Ademais, para que a mulher seja diagnosticada como sofredora dos sintomas caracterizadores da TPM, ela tem de sofrer esses sintomas na maioria dos seus ciclos menstruais. Se ela sofreu os sintomas apenas uma vez, não significa que ela é acometida da tensão pré-menstrual. O objetivo do reconhecimento da tensão pré-menstrual como atenuante não é ajudar as mulheres que realmente são culpadas pelo cometimento de crimes a se livrar da aplicação da lei e das reprimendas legais.

A finalidade da circunstância de diminuição de pena relativa à tensão pré-menstrual é demonstrar que certas mulheres, devido à severidade das alterações originadas pela TPM, acabam por sofrer uma perturbação em sua saúde mental, não devendo, deste modo, ser punidas da mesma forma que as mulheres que cometem determinado crime dolosamente e que possui absoluta certeza do caráter ilícito de suas condutas e de acordo com estas certezas conseguem controlar suas emoções.

Em 1981, uma mulher nômade de 34 (trinta e quatro) anos de idade e um homem desempregado com quem ela vivia foram denunciados pelo homicídio de um senhor de idade avançada em seus aposentos.

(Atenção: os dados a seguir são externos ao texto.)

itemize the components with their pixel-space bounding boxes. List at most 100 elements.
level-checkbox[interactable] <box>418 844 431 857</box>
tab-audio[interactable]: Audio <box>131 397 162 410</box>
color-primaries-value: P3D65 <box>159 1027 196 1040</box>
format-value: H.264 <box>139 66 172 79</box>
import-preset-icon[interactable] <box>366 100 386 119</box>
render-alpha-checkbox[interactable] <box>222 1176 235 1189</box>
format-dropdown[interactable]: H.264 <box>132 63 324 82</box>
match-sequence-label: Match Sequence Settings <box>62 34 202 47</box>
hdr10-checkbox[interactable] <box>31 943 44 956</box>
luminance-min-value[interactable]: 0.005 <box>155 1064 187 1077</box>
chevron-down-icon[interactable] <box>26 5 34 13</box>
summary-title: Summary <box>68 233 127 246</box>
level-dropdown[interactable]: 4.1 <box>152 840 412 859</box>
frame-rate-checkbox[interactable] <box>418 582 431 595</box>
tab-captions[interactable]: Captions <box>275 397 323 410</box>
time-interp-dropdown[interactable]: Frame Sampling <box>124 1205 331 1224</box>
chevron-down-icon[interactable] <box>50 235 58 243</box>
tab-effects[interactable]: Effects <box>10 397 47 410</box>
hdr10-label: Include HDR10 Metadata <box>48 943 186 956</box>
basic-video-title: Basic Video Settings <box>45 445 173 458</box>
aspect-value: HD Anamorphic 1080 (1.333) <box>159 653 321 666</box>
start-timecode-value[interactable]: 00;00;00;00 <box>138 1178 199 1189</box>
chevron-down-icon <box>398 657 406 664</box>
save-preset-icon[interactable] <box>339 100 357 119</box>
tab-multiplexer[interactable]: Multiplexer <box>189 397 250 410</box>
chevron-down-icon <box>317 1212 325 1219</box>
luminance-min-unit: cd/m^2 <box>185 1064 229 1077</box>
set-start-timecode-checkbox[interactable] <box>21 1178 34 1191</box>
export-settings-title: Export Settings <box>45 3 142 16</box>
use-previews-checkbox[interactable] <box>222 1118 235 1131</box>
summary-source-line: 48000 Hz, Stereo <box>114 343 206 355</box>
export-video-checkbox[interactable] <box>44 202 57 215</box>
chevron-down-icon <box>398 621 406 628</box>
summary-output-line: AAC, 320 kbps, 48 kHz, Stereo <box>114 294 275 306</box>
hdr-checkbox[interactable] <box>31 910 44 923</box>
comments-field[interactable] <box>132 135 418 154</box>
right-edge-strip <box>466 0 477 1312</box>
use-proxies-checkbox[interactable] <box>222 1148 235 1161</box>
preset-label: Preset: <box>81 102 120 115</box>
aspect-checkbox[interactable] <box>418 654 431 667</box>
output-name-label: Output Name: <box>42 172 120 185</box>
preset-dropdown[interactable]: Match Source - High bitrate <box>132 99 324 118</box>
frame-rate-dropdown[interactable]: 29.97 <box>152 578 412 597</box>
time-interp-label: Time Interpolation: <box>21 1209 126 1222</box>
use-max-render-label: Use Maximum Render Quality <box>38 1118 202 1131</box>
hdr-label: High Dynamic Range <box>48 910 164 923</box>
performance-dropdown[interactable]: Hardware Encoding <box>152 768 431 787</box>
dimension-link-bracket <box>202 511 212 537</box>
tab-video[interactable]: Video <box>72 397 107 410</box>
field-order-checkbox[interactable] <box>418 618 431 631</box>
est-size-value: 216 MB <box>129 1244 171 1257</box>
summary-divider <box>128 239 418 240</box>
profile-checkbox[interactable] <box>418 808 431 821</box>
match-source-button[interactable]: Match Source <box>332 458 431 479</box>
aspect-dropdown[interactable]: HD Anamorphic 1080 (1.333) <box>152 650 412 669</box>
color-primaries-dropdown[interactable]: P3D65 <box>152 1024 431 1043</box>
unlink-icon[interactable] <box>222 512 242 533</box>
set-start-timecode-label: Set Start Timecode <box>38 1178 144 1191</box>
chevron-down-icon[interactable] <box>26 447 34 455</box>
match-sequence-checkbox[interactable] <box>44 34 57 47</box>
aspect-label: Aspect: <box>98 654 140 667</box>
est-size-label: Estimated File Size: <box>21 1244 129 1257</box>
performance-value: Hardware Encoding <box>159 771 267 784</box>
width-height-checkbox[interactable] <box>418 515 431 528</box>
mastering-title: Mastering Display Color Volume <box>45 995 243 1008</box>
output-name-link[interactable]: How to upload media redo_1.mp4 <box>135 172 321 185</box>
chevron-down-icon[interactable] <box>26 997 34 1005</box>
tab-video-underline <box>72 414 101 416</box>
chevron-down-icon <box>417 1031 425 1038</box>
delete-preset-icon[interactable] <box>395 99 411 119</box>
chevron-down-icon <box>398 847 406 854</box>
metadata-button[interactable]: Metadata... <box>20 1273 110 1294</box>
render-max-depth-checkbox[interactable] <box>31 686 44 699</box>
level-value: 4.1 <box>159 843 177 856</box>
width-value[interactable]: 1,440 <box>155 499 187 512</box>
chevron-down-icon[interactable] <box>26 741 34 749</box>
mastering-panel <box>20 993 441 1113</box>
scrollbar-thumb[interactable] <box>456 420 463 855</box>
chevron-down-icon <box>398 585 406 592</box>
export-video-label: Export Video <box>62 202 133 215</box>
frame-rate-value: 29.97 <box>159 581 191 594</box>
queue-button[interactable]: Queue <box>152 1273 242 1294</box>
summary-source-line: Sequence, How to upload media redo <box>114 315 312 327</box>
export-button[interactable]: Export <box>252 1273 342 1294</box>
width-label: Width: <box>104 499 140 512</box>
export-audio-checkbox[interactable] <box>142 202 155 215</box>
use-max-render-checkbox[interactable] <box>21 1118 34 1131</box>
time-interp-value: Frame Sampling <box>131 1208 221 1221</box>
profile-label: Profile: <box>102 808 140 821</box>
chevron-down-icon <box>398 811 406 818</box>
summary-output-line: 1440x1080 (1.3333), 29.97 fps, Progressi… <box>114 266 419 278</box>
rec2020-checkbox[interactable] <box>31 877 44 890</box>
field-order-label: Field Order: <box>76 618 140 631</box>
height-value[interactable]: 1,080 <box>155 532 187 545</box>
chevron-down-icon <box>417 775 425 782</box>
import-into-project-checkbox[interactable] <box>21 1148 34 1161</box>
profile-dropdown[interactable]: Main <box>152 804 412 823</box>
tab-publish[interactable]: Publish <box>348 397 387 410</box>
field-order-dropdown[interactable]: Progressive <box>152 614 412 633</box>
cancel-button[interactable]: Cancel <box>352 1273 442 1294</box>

Eles se dirigiram à casa desse senhor preparados para a prática de um roubo e levaram consigo substâncias inflamáveis para após o roubo atearem fogo na casa, e fazer com que todo o crime parecesse um incêndio acidental. A mulher, quando do cometimento do crime, estava em seu período que antecede o ciclo menstrual e a sua defesa tentou argumentar, em seu favor, que a circunstância de diminuição de pena em virtude do acometimento de sintomas provenientes da TPM fosse aceita pelo Tribunal. Foi em vão.